DLA Piper secures landmark restructuring plan decision for Fürst group

DLA Piper has advised Project Lietzenburger Straße Holdco Sarl (Holdco) on the successful completion of its Part 26A restructuring plan (the Plan).

Following the Court of Appeal’s overturning of Adler, the case now stands as the first successful use of the flexible Part 26A restructuring plan process for a German real estate development asset, with more than EUR1 billion of German law governed debt instruments restructured pursuant to the Plan.

The mixed use development project, Fürst, based in Berlin, was acquired in 2021 by Aggregate Holdings, who will retain a minority equity stake in the post restructured group following the restructuring. The Fürst project is one of the largest development sites in Europe.

The Plan comes hot on the heels of the judgment of the Court of Appeal overturning the first instance decision of Mr Justice Leech in Adler as well as the contested restructuring plan of the McDermott Group (which successfully reached sanction on 27 February 2024).

The Plan was needed following escalating financial distress and cost overruns - a feature common to many real estate asset and investment companies across Europe, including the Fürst project, which have been impacted by rising borrowing costs and lower property valuations.

Following the completion of the Plan, which was approved by almost all (97.3%) of its senior creditors, Holdco and the Fürst Group will benefit from the following Plan arrangements and be able to resume its project development on Berlin’s prime Kurfürstendamm boulevard:

  • The entry into a new EUR190 million super senior new money facility, provided by the Fürst Group’s existing financial creditors and backstopped by the Fürst Group’s largest financial creditors, with participating creditors benefiting from elevation rights for a portion of their existing debt;
  • The extension of the Fürst Group’s financial debt maturities to at least November 2025 (with further support and flexibility for additional extensions agreed with its participating creditors);
  • Access to the Fürst Group’s retained cash (in excess of EUR100 million) which, without a reset and extension of the debt maturities, had remain trapped and unavailable to fund the Development since at least August 2023; and
  • The balance of the majority of the shares in the Fürst Group being placed into fresh ownership with neutral shareholders who will hold the shares through to the completion of the project; and
  • The stabilisation of Holdco and the Fürst Group's balance sheet via the above arrangements together with cancellation of a substantial portion of “out of the money” junior debt instruments in the total amount of approx. EUR250 million as part of the compromises affected by the Fürst Restructuring Plan process.

As part of the restructuring process, Holdco effected a “COMI Shift” to relocate its centre of main interests to the UK to provide access to the flexible and powerful Part 26A Restructuring Plan process. The judge heard extensive arguments on the desirability of forum shopping for these purposes and whether the steps taken lacked the necessary permanence.

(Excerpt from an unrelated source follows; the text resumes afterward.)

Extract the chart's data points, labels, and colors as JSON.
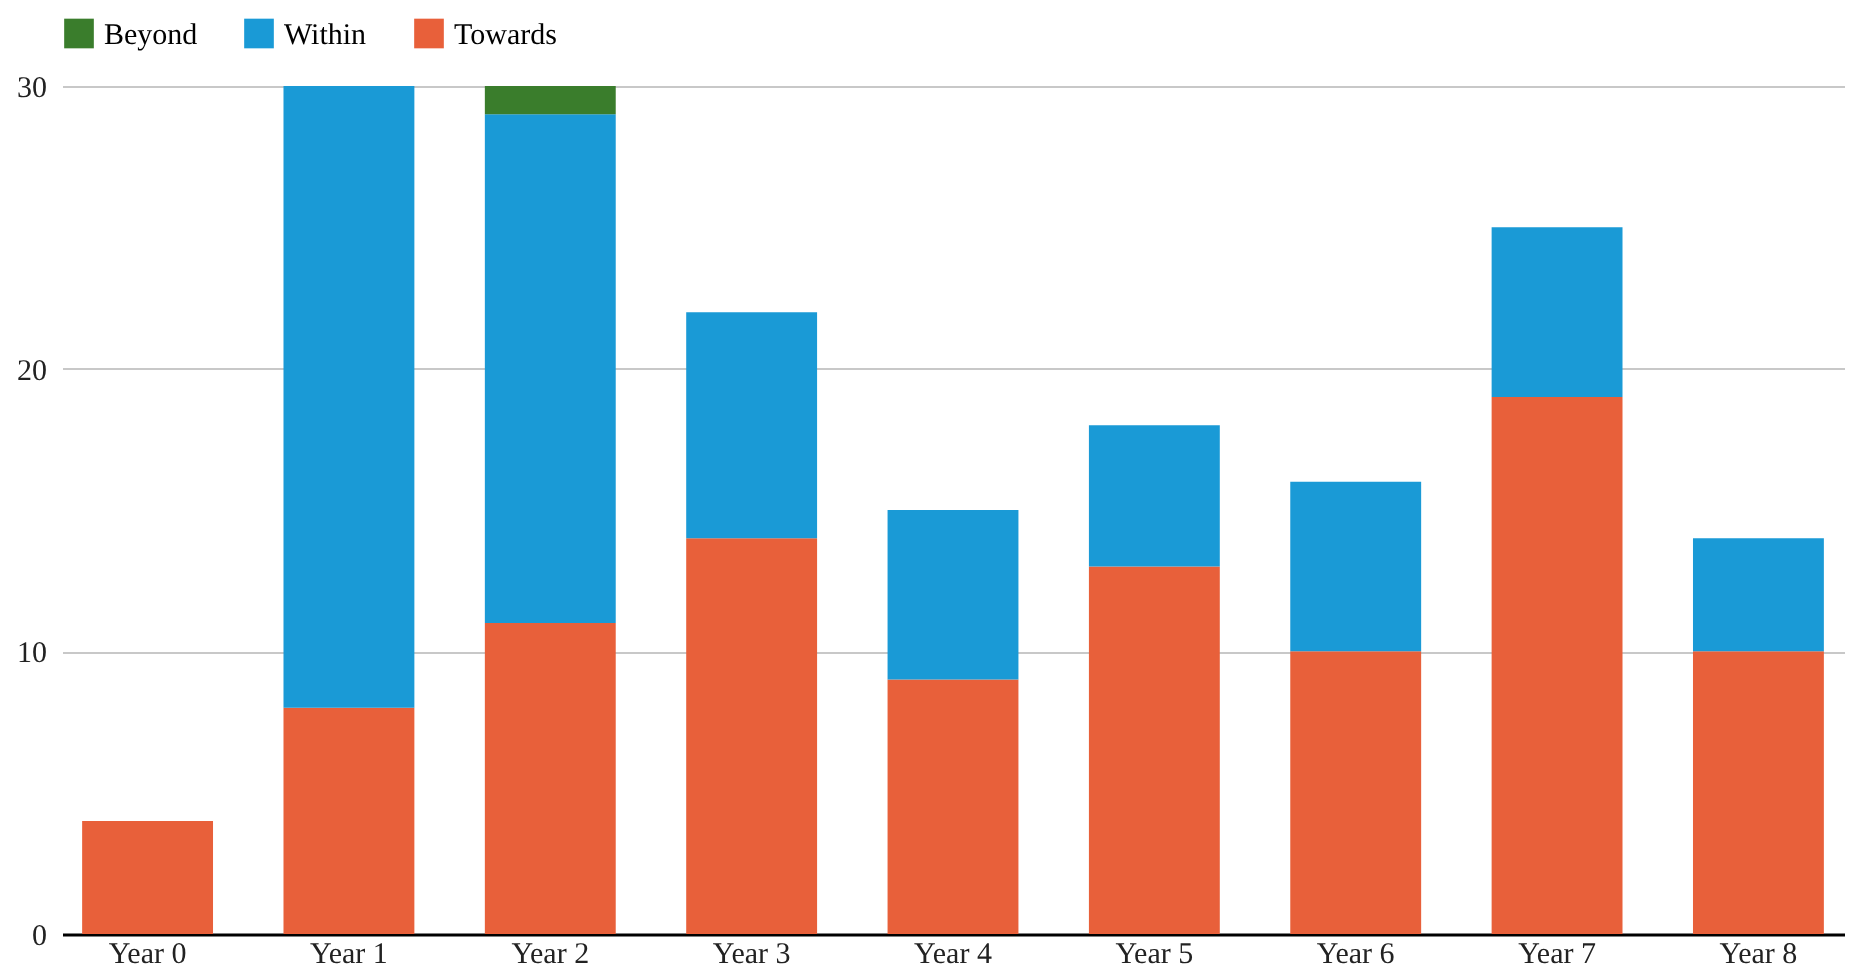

In sanctioning the Plan, the Court found that the steps taken by Holdco in effecting its COMI Shift were robust, and sufficient to provide jurisdiction for the UK Restructuring Plan process, and such forum shopping had a proper rational commercial and legal basis. A COMI Shift provides an alternative basis for overseas companies seeking to create jurisdiction versus other mechanisms used in prior cases (for example, issuer substitution mechanisms or incorporation of substitute or co-obligors, the feasibility of which was left open in the recent landmark ruling of the Court of Appeal in Adler).

The sanction of the Plan follows a further supplemental sanction hearing after the original sanction hearing which took place between 2-7 February (inclusive). Following Smile Telecom, and on the basis of the findings of fact at the sanction hearing, Mr Justice Richards concluded that the Senior Tier 2 Creditors and Junior Creditors were out of the money and had “no genuine economic interest”. This was based on valuation evidence presented exclusively by the Plan Company. Apart from the need to convene a fresh meeting of the Senior Creditors to address a timing issue arising from Court of Appeal's decision in Adler, the Court would have sanctioned the Plan and crammed down the subordinated creditors. The Plan is therefore only the 2nd example of the use of the court's power to disenfranchise “out of the money” junior creditors pursuant to section 901C(4) and 901F of the Companies Act 2006 and the largest quantum of such disenfranchisement to date . This provides an effective alternative to the cross class cramdown provisions and highlights the importance of value and valuation evidence.

The DLA Piper team was led by partner David Manson, who specializes in restructuring plans, cross border restructurings and is co-chair of DLA Piper’s special situations practice. He was supported by a cross-jurisdictional and cross-discipline team of partners, legal directors, counsel, senior associates, associates and trainees spanning the UK, Germany, and Luxembourg.

David Manson said: “I am delighted to have been able to support the Fürst Group with their cross border restructuring transaction alongside our integrated team providing expertise and deal support across the UK, Luxembourg and Germany. The positive outcome yet again demonstrates the flexibility and power of the Super Scheme process to help debtors and creditors alike effect corporate rescues and enhance value for all stakeholders.”

Further detailed commentary on this landmark case from the DLA Piper team will follow in due course.

Holdco was also advised by financial advisor FTI Consulting. The largest creditors of Holdco comprising Fidera and AXA were advised by Sullivan & Cromwell and Greenberg Traurig.